SINGAPORE: Forecasts for trade growth in 2020 have been adjusted for the third time, this time with Singapore’s non-oil domestic exports (NODX) tipped to grow 3 to 5 per cent year on year while total trade is likely to fall less sharply, by -10 to -8 per cent.
The previous trade growth forecasts were -4 to -1 per cent for NODX and -12 to -9 per cent for total trade, report agencies.Trade promotion agency Enterprise Singapore (ESG) said second-quarter NODX growth was better than expected, thanks to “favourable sector-specific exports and output trends”. Besides non-monetary gold and pharmaceuticals, electronic domestic exports also grew in the second quarter, after declines in previous quarters.
The upgraded forecasts came with the report that NODX extended its growth at 6.5 per cent in the April-June quarter, slightly better than the 5.4 per cent growth in the first quarter.
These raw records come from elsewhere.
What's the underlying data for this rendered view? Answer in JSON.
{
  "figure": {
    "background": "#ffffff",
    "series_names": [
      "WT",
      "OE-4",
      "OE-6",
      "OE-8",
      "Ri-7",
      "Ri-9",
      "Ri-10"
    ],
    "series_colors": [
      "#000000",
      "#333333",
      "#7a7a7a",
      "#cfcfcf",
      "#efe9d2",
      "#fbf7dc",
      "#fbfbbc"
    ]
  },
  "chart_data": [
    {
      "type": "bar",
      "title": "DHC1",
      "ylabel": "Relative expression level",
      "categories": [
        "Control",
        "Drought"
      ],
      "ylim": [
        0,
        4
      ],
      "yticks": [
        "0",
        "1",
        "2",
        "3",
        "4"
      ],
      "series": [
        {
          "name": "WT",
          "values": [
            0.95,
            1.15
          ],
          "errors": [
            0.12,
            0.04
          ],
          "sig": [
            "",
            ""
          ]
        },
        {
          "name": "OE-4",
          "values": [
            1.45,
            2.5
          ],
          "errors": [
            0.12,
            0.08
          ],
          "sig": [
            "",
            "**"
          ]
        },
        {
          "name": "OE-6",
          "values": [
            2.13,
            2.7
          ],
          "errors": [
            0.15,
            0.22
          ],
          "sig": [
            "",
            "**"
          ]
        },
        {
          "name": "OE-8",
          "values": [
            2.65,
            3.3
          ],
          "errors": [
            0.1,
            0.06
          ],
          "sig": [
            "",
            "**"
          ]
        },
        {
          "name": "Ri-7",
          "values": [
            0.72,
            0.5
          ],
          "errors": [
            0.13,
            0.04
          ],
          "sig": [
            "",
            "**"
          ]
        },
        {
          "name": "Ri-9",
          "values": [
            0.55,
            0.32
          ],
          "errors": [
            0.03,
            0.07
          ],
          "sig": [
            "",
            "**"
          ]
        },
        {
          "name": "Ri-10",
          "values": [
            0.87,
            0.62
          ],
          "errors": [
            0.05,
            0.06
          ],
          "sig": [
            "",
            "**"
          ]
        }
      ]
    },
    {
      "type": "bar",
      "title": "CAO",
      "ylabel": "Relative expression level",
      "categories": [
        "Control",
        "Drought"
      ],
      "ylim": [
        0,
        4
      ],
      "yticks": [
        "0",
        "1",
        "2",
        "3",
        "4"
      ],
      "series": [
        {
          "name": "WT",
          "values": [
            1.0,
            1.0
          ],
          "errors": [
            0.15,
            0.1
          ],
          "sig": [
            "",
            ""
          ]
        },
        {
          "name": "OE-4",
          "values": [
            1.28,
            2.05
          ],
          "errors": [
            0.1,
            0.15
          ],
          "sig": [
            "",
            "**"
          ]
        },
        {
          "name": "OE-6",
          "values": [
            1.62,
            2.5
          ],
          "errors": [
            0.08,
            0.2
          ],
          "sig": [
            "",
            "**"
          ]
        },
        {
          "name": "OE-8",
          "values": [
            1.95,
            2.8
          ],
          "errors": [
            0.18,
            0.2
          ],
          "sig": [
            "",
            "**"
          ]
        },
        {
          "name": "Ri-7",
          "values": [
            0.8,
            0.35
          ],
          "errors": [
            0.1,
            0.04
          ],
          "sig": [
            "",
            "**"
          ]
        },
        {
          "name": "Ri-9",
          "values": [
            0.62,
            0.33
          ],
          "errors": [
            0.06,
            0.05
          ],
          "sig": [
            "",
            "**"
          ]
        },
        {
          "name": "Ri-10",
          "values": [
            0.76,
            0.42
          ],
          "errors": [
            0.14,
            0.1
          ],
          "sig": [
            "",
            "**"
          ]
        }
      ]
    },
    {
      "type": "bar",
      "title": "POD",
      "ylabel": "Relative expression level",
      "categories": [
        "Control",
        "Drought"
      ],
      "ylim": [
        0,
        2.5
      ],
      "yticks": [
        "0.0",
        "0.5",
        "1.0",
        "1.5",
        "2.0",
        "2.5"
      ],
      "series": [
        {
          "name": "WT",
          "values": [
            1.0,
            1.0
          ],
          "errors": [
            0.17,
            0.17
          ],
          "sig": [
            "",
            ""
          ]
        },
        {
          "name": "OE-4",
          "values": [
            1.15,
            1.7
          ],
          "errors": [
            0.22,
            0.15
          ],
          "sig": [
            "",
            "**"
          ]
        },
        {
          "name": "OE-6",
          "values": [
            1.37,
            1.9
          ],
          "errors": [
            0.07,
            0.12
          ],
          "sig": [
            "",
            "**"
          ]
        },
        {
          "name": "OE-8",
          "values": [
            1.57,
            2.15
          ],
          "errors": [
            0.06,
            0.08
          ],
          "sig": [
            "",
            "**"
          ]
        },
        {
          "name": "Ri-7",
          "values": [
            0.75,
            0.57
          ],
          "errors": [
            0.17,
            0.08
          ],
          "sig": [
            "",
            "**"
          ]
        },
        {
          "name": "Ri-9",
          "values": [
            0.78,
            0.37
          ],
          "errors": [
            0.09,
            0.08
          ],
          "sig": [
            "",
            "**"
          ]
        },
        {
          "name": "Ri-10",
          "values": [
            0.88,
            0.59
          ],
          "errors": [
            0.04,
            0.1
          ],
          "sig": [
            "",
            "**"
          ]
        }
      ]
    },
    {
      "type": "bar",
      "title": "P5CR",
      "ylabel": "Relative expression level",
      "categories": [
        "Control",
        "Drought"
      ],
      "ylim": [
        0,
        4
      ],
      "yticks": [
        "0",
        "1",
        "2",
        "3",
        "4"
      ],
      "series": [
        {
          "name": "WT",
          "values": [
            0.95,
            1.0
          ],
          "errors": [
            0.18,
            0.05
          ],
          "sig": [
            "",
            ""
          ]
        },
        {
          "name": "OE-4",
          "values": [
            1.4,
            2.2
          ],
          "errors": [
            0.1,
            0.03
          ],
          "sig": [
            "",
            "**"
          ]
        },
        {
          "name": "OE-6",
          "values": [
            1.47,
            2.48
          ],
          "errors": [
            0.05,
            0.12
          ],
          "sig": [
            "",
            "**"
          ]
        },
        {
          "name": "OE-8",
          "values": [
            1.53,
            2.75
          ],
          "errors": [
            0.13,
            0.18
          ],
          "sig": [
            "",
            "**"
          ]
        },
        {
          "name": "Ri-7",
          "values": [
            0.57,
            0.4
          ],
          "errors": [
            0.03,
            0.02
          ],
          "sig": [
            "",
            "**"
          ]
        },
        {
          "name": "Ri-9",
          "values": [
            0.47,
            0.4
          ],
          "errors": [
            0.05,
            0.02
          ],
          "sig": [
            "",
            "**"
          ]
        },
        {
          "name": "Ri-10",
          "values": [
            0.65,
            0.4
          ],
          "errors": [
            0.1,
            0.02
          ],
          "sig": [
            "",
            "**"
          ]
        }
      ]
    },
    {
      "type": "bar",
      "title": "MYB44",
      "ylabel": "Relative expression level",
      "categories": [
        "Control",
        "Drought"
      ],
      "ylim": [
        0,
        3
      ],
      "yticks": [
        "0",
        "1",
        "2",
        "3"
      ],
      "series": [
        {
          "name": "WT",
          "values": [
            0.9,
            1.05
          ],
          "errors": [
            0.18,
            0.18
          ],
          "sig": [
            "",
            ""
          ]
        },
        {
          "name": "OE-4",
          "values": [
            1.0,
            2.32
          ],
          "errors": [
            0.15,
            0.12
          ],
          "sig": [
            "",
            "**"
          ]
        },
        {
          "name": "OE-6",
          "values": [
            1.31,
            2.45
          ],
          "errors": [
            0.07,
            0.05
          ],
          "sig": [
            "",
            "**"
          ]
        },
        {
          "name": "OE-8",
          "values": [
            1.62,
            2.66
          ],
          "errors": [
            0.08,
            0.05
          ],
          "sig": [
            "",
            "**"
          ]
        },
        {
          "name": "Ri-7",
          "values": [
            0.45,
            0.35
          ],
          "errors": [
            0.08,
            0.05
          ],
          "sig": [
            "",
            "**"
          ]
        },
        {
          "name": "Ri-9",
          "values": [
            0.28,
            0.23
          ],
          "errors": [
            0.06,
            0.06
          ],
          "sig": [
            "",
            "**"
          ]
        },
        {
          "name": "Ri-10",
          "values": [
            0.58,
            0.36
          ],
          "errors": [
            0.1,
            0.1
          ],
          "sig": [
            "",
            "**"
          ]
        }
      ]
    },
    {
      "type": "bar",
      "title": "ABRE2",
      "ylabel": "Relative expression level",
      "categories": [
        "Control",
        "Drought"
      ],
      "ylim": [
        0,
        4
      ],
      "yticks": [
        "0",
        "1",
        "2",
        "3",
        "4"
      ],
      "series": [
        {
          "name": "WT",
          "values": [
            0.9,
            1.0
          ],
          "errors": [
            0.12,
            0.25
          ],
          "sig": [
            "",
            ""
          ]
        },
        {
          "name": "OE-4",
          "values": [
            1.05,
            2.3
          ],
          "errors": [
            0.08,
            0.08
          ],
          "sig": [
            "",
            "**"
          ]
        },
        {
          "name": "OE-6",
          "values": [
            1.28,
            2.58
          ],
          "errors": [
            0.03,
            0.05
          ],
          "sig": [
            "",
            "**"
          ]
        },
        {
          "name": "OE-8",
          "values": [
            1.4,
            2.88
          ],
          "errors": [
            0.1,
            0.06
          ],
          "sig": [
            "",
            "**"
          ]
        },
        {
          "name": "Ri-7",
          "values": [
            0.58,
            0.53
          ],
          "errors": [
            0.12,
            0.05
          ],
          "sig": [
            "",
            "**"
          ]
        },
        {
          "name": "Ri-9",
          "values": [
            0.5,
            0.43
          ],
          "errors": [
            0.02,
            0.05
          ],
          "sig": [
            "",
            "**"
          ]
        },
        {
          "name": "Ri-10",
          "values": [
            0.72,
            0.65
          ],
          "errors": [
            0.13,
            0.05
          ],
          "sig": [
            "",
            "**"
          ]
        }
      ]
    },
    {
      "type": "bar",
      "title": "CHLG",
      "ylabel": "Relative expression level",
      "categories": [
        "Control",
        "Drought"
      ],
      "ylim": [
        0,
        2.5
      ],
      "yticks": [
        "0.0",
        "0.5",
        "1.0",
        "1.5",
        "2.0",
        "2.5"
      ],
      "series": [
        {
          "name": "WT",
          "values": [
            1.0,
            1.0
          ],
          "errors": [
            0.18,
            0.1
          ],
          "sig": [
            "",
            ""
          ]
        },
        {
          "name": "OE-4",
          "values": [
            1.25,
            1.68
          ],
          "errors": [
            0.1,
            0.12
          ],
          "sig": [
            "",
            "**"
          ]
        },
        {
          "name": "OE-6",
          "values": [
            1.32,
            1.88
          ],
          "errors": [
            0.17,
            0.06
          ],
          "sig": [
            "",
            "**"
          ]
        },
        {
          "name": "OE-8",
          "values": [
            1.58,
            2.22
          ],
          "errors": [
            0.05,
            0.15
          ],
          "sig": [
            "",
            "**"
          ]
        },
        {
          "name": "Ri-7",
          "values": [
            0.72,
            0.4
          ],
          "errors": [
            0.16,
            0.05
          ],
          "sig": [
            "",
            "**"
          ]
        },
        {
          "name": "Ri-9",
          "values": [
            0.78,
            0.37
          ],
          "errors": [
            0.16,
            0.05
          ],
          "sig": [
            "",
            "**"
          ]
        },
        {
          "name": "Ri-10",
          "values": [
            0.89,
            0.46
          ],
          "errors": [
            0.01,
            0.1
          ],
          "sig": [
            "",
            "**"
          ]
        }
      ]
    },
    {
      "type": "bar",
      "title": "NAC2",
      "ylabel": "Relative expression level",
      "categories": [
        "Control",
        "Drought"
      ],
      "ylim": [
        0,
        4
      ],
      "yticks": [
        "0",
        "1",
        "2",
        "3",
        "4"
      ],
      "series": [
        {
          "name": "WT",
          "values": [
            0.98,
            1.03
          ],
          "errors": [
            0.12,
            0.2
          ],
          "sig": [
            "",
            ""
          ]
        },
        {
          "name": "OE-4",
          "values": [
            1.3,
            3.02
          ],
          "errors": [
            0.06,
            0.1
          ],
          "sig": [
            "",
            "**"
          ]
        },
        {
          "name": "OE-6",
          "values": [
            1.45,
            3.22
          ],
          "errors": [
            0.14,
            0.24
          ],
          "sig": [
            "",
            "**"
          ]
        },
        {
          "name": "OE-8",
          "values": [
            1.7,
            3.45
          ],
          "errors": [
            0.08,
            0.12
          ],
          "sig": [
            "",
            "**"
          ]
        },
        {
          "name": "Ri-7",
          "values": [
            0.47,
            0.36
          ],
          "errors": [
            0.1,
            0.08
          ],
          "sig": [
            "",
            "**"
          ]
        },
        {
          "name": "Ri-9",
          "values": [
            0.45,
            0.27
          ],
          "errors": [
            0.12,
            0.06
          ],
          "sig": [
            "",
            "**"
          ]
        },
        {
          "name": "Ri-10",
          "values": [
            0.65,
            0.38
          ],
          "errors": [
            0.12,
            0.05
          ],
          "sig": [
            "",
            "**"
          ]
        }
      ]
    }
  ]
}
Total trade on the contrary fell 15.2 per cent in the second quarter following a 0.5 per cent gain in the previous quarter.
ESG said since the last revision in its trade growth forecasts, the International Monetary Fund has estimated the global economy to fall 4.9 per cent in 2020. While Singapore’s key trade partners were likely to see output decline, China is expected to grow 1 per cent, down from the previous 1.2 per cent estimate.
But ESG said the global economic outlook remains uncertain, but the World Trade Organization has affirmed that world total trade volumes are now unlikely to reach the worst-case scenario of the 32 per cent plunge projected in April.